Brown bag it to work but skip the brown bag by putting your lunch in a more suitable container. There is a wide range of containers designed to carry your lunch or a child's lunch to work or school. Depending on your needs, some containers are better than others. For example, an insulated lunch container may be your best option if you need to keep your lunch hot or cold, but don't have access to a refrigerator. A glass container will work best if you need to use a microwave and are not concerned about the container breaking.
The tiffin is a lunch container commonly used in India. Tiffins feature several compartments that stack, making it easy to carry your lunch from home to work or school. A tiffin is ideal if you like to bring more than one item for lunch that doesn't have its own packaging, such as a sandwich, handful of raw vegetables, cereal or cookies.
Tiffins come in a range of materials. Stainless steel is traditionally used in India and makes a lunch container that is easy to clean, as it can be washed by hand or in the dishwasher. The steel will also not leach chemicals into food, which can be a concern with plastic containers. A downside of steel tiffins is that microwaving in the tins is not advisable.
Plastic or melamine tiffins are also available. Some people advise against plastic, since it can contain chemicals that leach into the food. It may be a good option, though, if you want a tiffin that is a little more lightweight.
If you want an insulated lunch container, you have a range of options. If you want to carry soup or another hot liquid for lunch, an insulated food jar may be your best option. Many food jars hold up to 17 ounces, which is a fair amount of soup for one person. They also keep the soup or stew hot for several hours. Depending on how long you have to wait between arriving at work or school and eating lunch, choose a thermal jar that promises to keep your food hot for at least seven or eight hours. As an added bonus, some of the best food jars come with a lid that doubles as a bowl for your soup and a spoon.

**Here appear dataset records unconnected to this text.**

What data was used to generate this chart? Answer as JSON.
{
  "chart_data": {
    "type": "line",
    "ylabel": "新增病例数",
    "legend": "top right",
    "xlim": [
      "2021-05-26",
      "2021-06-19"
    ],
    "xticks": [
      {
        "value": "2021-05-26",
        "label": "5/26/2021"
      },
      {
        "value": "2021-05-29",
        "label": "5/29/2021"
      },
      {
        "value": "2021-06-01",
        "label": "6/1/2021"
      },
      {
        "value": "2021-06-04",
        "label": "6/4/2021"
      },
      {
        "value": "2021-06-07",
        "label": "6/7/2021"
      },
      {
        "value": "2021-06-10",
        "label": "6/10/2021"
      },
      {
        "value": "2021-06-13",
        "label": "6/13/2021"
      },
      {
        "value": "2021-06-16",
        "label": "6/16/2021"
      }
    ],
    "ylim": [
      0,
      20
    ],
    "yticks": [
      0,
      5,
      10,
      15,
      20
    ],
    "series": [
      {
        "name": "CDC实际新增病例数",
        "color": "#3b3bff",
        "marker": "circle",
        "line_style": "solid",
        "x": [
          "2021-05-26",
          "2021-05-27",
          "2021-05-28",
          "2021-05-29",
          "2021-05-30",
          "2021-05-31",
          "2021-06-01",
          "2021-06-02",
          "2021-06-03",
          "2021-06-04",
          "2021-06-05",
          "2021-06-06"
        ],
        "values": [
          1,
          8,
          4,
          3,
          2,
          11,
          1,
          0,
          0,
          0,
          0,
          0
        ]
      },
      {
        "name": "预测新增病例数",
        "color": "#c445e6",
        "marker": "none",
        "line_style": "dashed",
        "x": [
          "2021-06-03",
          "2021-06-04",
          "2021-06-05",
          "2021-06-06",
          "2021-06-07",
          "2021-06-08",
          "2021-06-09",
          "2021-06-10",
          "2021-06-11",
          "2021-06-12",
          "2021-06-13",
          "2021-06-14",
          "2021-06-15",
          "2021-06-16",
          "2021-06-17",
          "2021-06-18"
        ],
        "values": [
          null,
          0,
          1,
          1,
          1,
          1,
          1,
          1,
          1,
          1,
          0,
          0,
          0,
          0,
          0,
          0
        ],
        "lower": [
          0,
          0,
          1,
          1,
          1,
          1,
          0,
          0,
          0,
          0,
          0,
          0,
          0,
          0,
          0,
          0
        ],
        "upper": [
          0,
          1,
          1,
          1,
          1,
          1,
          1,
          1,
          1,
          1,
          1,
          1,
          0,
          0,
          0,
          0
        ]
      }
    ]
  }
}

Some lunch containers are insulated to keep foods cold until lunchtime. The insulated containers accomplish this either by being lined in an insulated batting that traps the cold in or by coming with an ice pack that you remove from the container and freeze until it is time to take your lunch to work. Since containers that container insulated batting may have a slightly odd smell, due to the chemicals used in the lining and the synthetic fabric of the bag, your best option may be a container with an ice pack.
These containers are usually made of hard plastic, which you can wash easily in the dishwasher. Soft, lined insulated containers are usually spot clean only and may retain odors after you clean them. If you are the type to bring a several piece lunch to work, such as a salad and sandwich, or sandwich and fruit, look for a container that is divided so that you foods do not intermingle and become soggy.
Another type of insulated lunch container is made of neoprene, the rubbery material commonly used to make wet suits. Neoprene lunch containers keep food cool just as well if not better than ice packs. The containers also stretch and can hold a large amount of food in what appears to be a small amount of space.
If you want to microwave food at work or school and are concerned about plastic leaching chemicals into the food, glass is probably your best option. Glass containers may also be a bit less expensive than insulated lunch containers or tiffins, especially if you re-purpose a container for your lunch. Refrigerator boxes or canning jars are ideal for carrying your lunch. Use a container that has a tightly fitting lid to prevent spills. Canning jars with twist on lids are ideal, as are glass storage containers with tight-fitting plastic lids. You can remove the lid to microwave food.
You do have to be more careful with glass containers than with plastic or steel, especially during transport. If the glass is set down too hard on a surface or if your commute is particularly bumpy, the container can break in transit, leaving you with a mess to clean up. Don't send a child to school with glass lunch containers, as the risk of them breaking if handled too roughly is pretty high.